Polska po raz pierwszy reprezentowana była na sesji III Komitetu Zgromadzenia Ogólnego NZ przez Młodzieżowych Delegatów: Izabelę Bany i Kamila Pruchnika.

Izabela Bany i Kamil Pruchnik, młodzieżowi delegaci z Polski na sesji III Komitetu Zgromadzenia Ogólnego NZ

Dwoje Młodzieżowych Delegatów z Polski wzięło udział w obradach III Komitetu podczas 69 sesji ZO NZ. Mówili oni o roli młodzieży w zrównoważonym rozwoju, spotkali się także z SG NZ Ban Ki-moonem oraz innymi przedstawicielami młodzieży z różnych części świata.

Delegaci wyłonieni zostali w wyniku konkursu organizowanego przez Stowarzyszenie Narodów Zjednoczonych w Polsce i Departament Narodów Zjednoczonych i Praw Człowieka MSZ. Już pierwszego dnia obrad aktywnie zaangażowali się oni w prace Komitetu, zabierając głos w imieniu polskiej młodzieży w debacie generalnej w punkcie agendy dot. rozwoju społecznego. Pani Bany odniosła się do priorytetowej roli młodych ludzi w dyskusji nt. nowej agendy rozwojowej po 2015 roku i określaniu zrównoważonych celów rozwoju. Z kolei Pan Próchnik zwrócił uwagę na rolę kapitału społecznego w utrzymywaniu szybkiego tempa wzrostu gospodarczego oraz unikaniu pułapki średniego dochodu.

Dodatkowo, Młodzieżowi Delegaci wzięli także udział w spotkaniu z Sekretarzem Generalnym NZ, Ban Ki- moonem. Wysłuchali Jego przemowy dotyczącej najważniejszych problemów świata: terroryzmu, wirusa eboli oraz zmian klimatycznych. Sekretarz Generalny podkreślał szczególna rolę młodzieży w tworzeniu polityki NZ oraz ich rolę jako młodych liderów.

Pani I. Bany i Pan K. Pruchnik uczestniczyli także w spotkaniu z Młodzieżowymi Delegatami z innych krajów. Mieli okazję poznać przedstawicieli Młodzieżowego Programu NZ oraz pracowników Departamentu Zrównoważonego Rozwoju i Międzynarodowej Organizacji Pracy zajmujących się rolą młodzieży.

Tekst wystąpienia Pana Kamila Pruchnika:

Madam Chairperson, Distinguished Delegates,

Developing economies as a whole have been growing faster than advanced economies since the 1970s. However, they made very little progress in terms of their incomes per capita. Of the countries that were middle-income in 1960, almost three-fourths remained middle-income or regressed to low-income by 2014.

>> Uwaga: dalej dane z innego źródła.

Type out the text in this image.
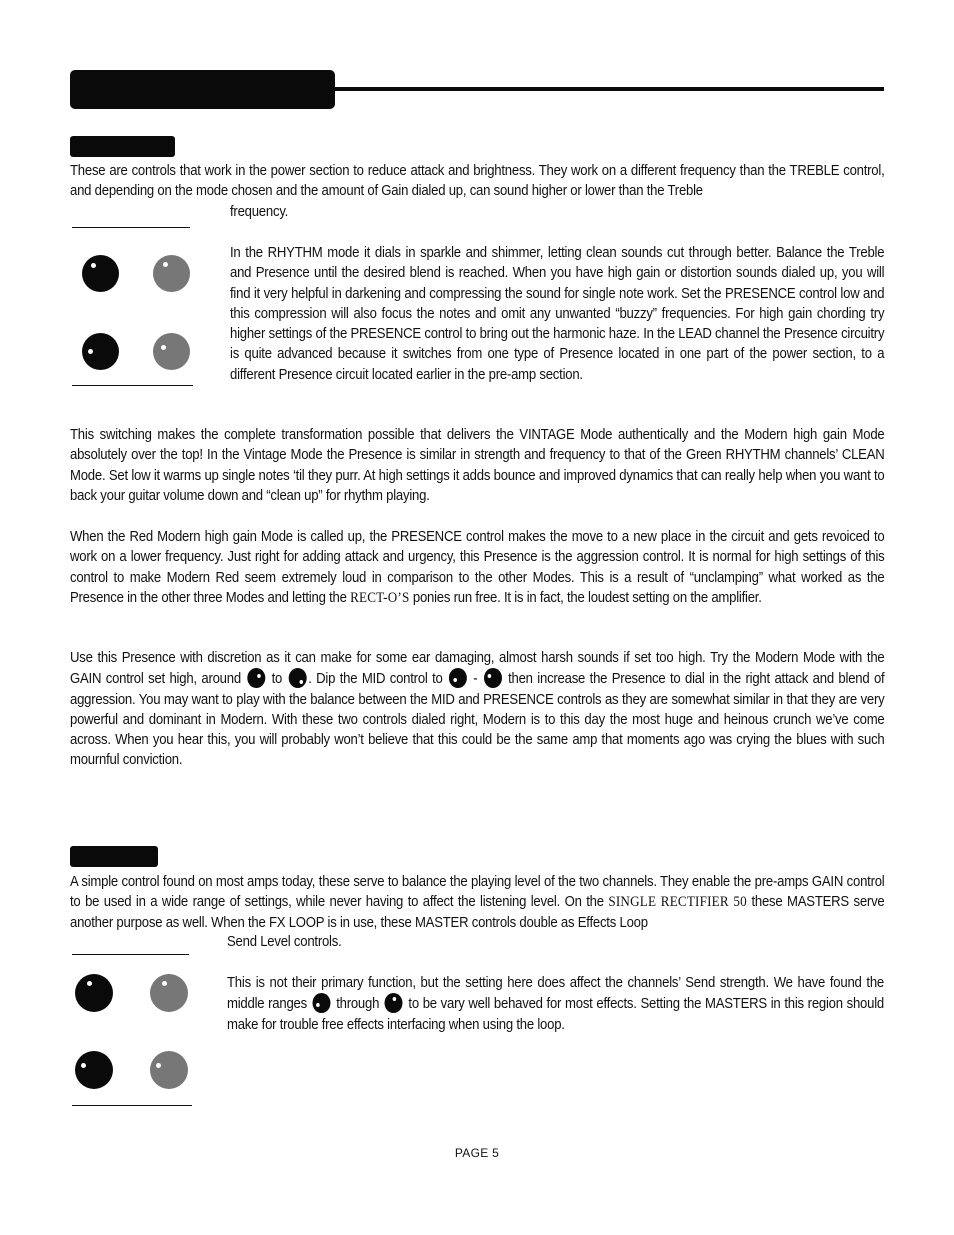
These are controls that work in the power section to reduce attack and brightness. They work on a different frequency than the TREBLE control, and depending on the mode chosen and the amount of Gain dialed up, can sound higher or lower than the Treble

frequency.

In the RHYTHM mode it dials in sparkle and shimmer, letting clean sounds cut through better. Balance the Treble and Presence until the desired blend is reached. When you have high gain or distortion sounds dialed up, you will find it very helpful in darkening and compressing the sound for single note work. Set the PRESENCE control low and this compression will also focus the notes and omit any unwanted “buzzy” frequencies. For high gain chording try higher settings of the PRESENCE control to bring out the harmonic haze. In the LEAD channel the Presence circuitry is quite advanced because it switches from one type of Presence located in one part of the power section, to a different Presence circuit located earlier in the pre-amp section.

This switching makes the complete transformation possible that delivers the VINTAGE Mode authentically and the Modern high gain Mode absolutely over the top! In the Vintage Mode the Presence is similar in strength and frequency to that of the Green RHYTHM channels’ CLEAN Mode. Set low it warms up single notes ‘til they purr. At high settings it adds bounce and improved dynamics that can really help when you want to back your guitar volume down and “clean up” for rhythm playing.

When the Red Modern high gain Mode is called up, the PRESENCE control makes the move to a new place in the circuit and gets revoiced to work on a lower frequency. Just right for adding attack and urgency, this Presence is the aggression control. It is normal for high settings of this control to make Modern Red seem extremely loud in comparison to the other Modes. This is a result of “unclamping” what worked as the Presence in the other three Modes and letting the RECT-O’S ponies run free. It is in fact, the loudest setting on the amplifier.

Use this Presence with discretion as it can make for some ear damaging, almost harsh sounds if set too high. Try the Modern Mode with the GAIN control set high, around to . Dip the MID control to - then increase the Presence to dial in the right attack and blend of aggression. You may want to play with the balance between the MID and PRESENCE controls as they are somewhat similar in that they are very powerful and dominant in Modern. With these two controls dialed right, Modern is to this day the most huge and heinous crunch we’ve come across. When you hear this, you will probably won’t believe that this could be the same amp that moments ago was crying the blues with such mournful conviction.

A simple control found on most amps today, these serve to balance the playing level of the two channels. They enable the pre-amps GAIN control to be used in a wide range of settings, while never having to affect the listening level. On the SINGLE RECTIFIER 50 these MASTERS serve another purpose as well. When the FX LOOP is in use, these MASTER controls double as Effects Loop

Send Level controls.

This is not their primary function, but the setting here does affect the channels’ Send strength. We have found the middle ranges through to be vary well behaved for most effects. Setting the MASTERS in this region should make for trouble free effects interfacing when using the loop.

PAGE 5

The phenomenon of slowing down or stopping the process of convergence with the richest countries has been called “the middle income trap” by the World Bank.

Countries in the middle income trap have lost their competitive edge in the exportation of manufactured goods because their wages are on a rising trend. However, they are unable to keep up with economically more developed economies in the high-value-added market.

The only countries that made it to high-income are countries in Western Europe, Central Europe, Japan, the newly industrialized states, and two island economies in Latin America.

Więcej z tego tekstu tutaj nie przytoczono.